Have a look at our suggestions — do you have any of your own?
If they like: Chips and ranch dip
Try: Cucumbers with ranch Greek yogurt dip
You know the drill: for a quick bite when there's a playdate, you pull out the chips and dip. Next time around, ditch the sour cream and mayo and replace it with yummy Greek yogurt dip  that calls for chopped up chives, parsley, and garlic. All that's left is to serve it with cucumber or celery sticks.

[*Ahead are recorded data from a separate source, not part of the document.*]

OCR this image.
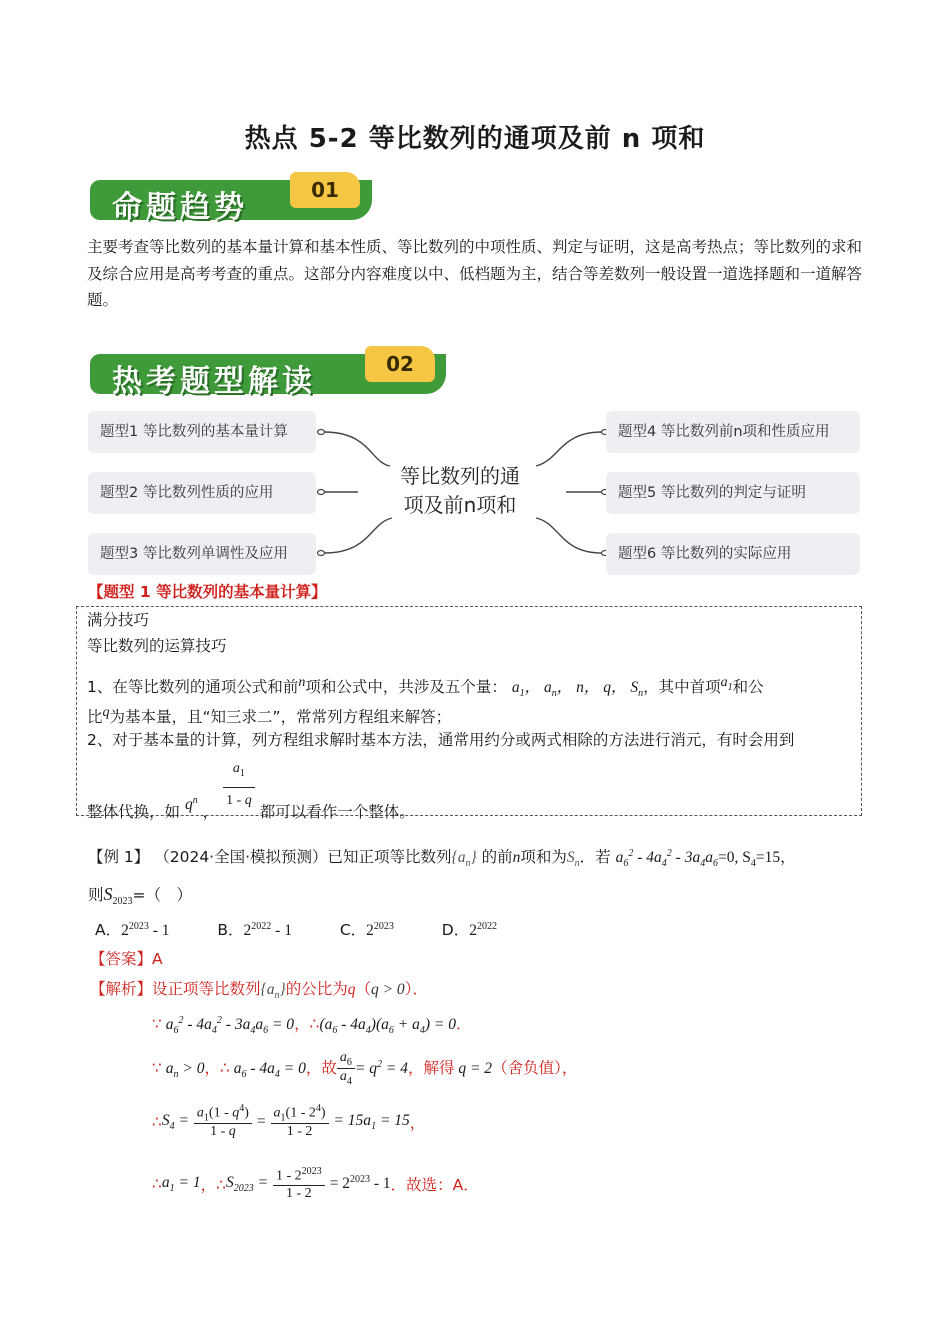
热点 5-2 等比数列的通项及前 n 项和
命题趋势	01
主要考查等比数列的基本量计算和基本性质、等比数列的中项性质、判定与证明，这是高考热点；等比数列的求和及综合应用是高考考查的重点。这部分内容难度以中、低档题为主，结合等差数列一般设置一道选择题和一道解答题。
热考题型解读	02
题型1 等比数列的基本量计算
题型2 等比数列性质的应用
题型3 等比数列单调性及应用
题型4 等比数列前n项和性质应用
题型5 等比数列的判定与证明
题型6 等比数列的实际应用
等比数列的通
项及前n项和
【题型 1 等比数列的基本量计算】
满分技巧
等比数列的运算技巧
1、在等比数列的通项公式和前$^n$项和公式中，共涉及五个量： $a_1$， $a_n$， n， q， $S_n$，其中首项$^{a_1}$和公
比$^q$为基本量，且“知三求二”，常常列方程组来解答；
2、对于基本量的计算，列方程组求解时基本方法，通常用约分或两式相除的方法进行消元，有时会用到
整体代换，如 $q^n$ ， $\frac{a_1}{1 - q}$ 都可以看作一个整体。
【例 1】 （2024·全国·模拟预测）已知正项等比数列$\{a_n\}$ 的前n项和为$S_n$．若 $a_6^2 - 4a_4^2 - 3a_4a_6=0$, $S_4=15$，
则$S_{2023}=$（　）
A．$2^{2023} - 1$	B．$2^{2022} - 1$	C．$2^{2023}$	D．$2^{2022}$
【答案】A
【解析】设正项等比数列$\{a_n\}$的公比为q（q > 0）．
∵ $a_6^2 - 4a_4^2 - 3a_4a_6 = 0$，$\therefore(a_6 - 4a_4)(a_6 + a_4) = 0$．
∵ $a_n > 0$，∴ $a_6 - 4a_4 = 0$，故 $\frac{a_6}{a_4} = q^2 = 4$，解得 q = 2（舍负值），
$\therefore S_4 = \frac{a_1(1 - q^4)}{1 - q} = \frac{a_1(1 - 2^4)}{1 - 2} = 15a_1 = 15$，
$\therefore a_1 = 1$，$\therefore S_{2023} = \frac{1 - 2^{2023}}{1 - 2} = 2^{2023} - 1$．故选：A．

Photo: Anna Monette Roberts
If they like: Fast-food pepperoni pizza
Try: Homemade pizza with vegetables and mozzarella cheese
A whole wheat pizza dough recipe  is a nutritious base for pizza pies, and chances are kids will hardly notice the difference. Top it off with tasty greens and roasted vegetables for a colorful, flavorful bite.
Photo: Michele Foley
If they like: Traditional hot dogs
Try: Grilled hot dog skewers and creamy avocado dip
Keep the hot dog flavor that kids love while knowing that they're getting a healthy alternative. This inventive recipe  from Family Fresh Cooking Swap, for instance, swaps buns for tortilla squares and a fresh dip instead of ketchup.
Source: Family Fresh Cooking 
If they like: Store-bought mac and cheese
Try: Homemade mac and cheese with prosciutto and peas
There's no better comfort food than mac and cheese, but the boxed brands aren't the healthiest for kids or adults. Instead, try making your own ooey gooey recipe  with prosciutto and peas — you can also opt for whole grain pasta and mozzarella cheese for an even more nutritious dish.

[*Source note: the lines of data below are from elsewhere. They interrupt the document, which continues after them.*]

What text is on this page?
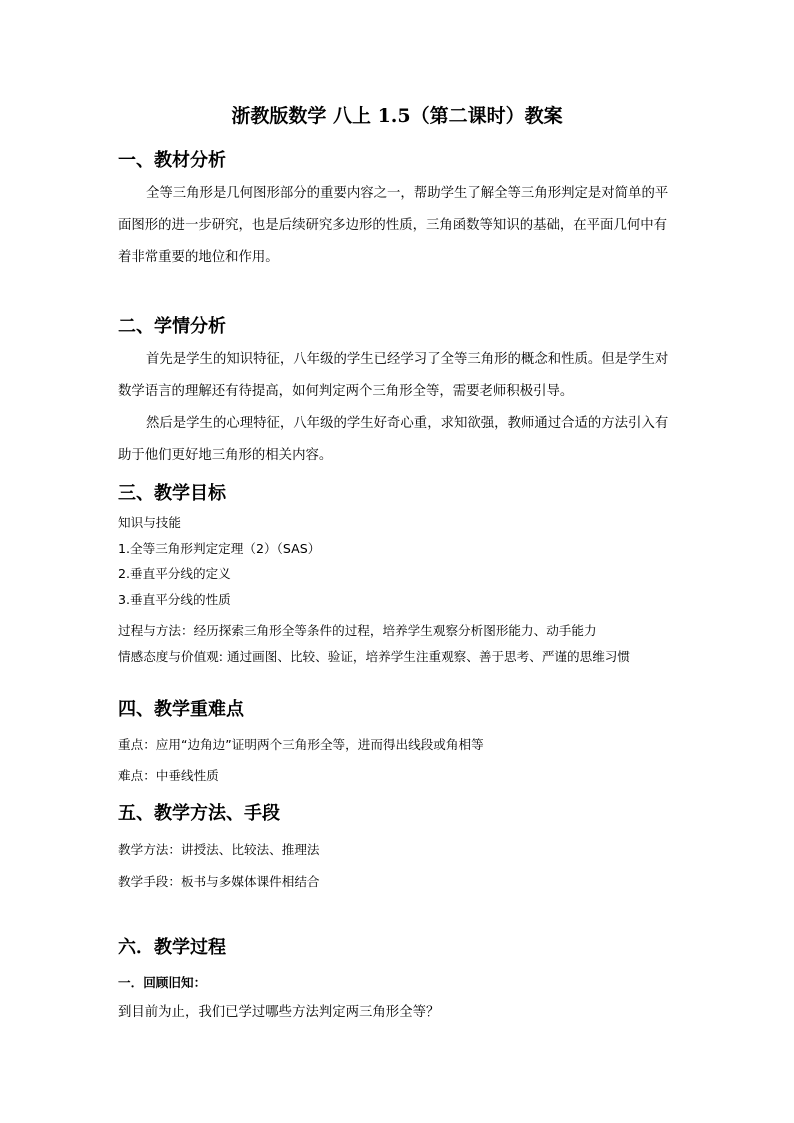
浙教版数学 八上 1.5（第二课时）教案
一、教材分析
全等三角形是几何图形部分的重要内容之一，帮助学生了解全等三角形判定是对简单的平面图形的进一步研究，也是后续研究多边形的性质，三角函数等知识的基础，在平面几何中有着非常重要的地位和作用。
二、学情分析
首先是学生的知识特征，八年级的学生已经学习了全等三角形的概念和性质。但是学生对数学语言的理解还有待提高，如何判定两个三角形全等，需要老师积极引导。
然后是学生的心理特征，八年级的学生好奇心重，求知欲强，教师通过合适的方法引入有助于他们更好地三角形的相关内容。
三、教学目标
知识与技能
1.全等三角形判定定理（2）（SAS）
2.垂直平分线的定义
3.垂直平分线的性质
过程与方法：经历探索三角形全等条件的过程，培养学生观察分析图形能力、动手能力
情感态度与价值观: 通过画图、比较、验证，培养学生注重观察、善于思考、严谨的思维习惯
四、教学重难点
重点：应用“边角边”证明两个三角形全等，进而得出线段或角相等
难点：中垂线性质
五、教学方法、手段
教学方法：讲授法、比较法、推理法
教学手段：板书与多媒体课件相结合
六．教学过程
一．回顾旧知：
到目前为止，我们已学过哪些方法判定两三角形全等？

If they like: Buttermilk pancakes with syrup
Try: Wheat berry pancakes with maple cinnamon yogurt
What would breakfast be without pancakes? There's a reason why kids can't get enough of the sweet treats (emphasis on sweet), but there's also a way to curb the sugar factor. Ditch the syrup and go for whole wheat mixed pancakes  that call for natural fruit and creamy maple-flavored yogurt sauce instead.
Photo: Jenny Sugar
If they like: Peanut butter and jelly sandwiches
Try: Almond butter, drizzled with honey, and sliced banana
Whether it's for a morning or afternoon snack, PB & J sandwiches are the ultimate go-to snack. Make them even more appealing health-wise by substituting almond butter for peanut butter and swapping sugary jelly for honey and sliced bananas — you'll lose no time in the process.
If they like: Sugary cereals
Try: Nutritious cereals low in sugar
It can be alarming when we think of all the sugar some of our kids' favorite cereals contain. Luckily, there are alternatives, like Post's Sesame Street cereal , that have taken on the sugar show down. This particular brand comes in tasty apple and banana flavors, is high in grain and nutrients, low in sugar, and free of artificial coloring.

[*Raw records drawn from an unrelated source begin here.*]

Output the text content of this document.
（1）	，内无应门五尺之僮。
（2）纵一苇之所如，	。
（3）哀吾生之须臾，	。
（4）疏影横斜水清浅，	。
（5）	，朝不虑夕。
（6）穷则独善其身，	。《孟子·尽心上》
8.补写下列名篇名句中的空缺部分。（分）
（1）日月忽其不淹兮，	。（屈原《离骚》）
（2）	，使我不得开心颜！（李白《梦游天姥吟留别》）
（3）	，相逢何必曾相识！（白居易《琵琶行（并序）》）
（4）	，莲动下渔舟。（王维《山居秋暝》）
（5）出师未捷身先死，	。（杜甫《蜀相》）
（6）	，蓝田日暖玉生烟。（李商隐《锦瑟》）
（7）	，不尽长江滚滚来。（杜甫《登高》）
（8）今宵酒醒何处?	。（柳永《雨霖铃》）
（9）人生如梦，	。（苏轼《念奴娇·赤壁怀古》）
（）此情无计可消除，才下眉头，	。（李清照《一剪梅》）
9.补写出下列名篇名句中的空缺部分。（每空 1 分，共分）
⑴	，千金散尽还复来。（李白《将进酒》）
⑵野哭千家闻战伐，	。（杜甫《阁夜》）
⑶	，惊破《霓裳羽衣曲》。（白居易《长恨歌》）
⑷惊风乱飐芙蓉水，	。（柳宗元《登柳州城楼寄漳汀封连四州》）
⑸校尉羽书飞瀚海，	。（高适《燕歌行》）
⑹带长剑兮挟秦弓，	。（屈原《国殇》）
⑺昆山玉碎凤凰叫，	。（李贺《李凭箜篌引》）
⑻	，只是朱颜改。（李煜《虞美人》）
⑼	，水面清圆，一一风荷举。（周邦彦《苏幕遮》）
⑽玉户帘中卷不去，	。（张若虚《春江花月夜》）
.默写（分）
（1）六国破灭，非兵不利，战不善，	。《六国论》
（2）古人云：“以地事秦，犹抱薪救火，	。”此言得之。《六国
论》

If they like: Chewy fruit snacks
Try: Frozen fruits like grapes and berries
Fruits are already naturally sweet, but freezing them takes them to a whole 'nother enjoyable level. It makes for a really easy snack that you can even dip in chocolate for an extra treat.
If they like: French fries
Try: Crispy green beans
Talk about an accident turned welcome surprise. While baking some green beans, we got occupied with baby, and left the veggies in the oven too long. The result was a crispy snack  with a french fry texture that's easy to make.
If they like: Potato chips
Try: Kale chips
If kale's on your radar, you're not alone. Take advantage of the kale craze by following one reader's kale chips  recipe that's a great alternative for when kids just need a crunch.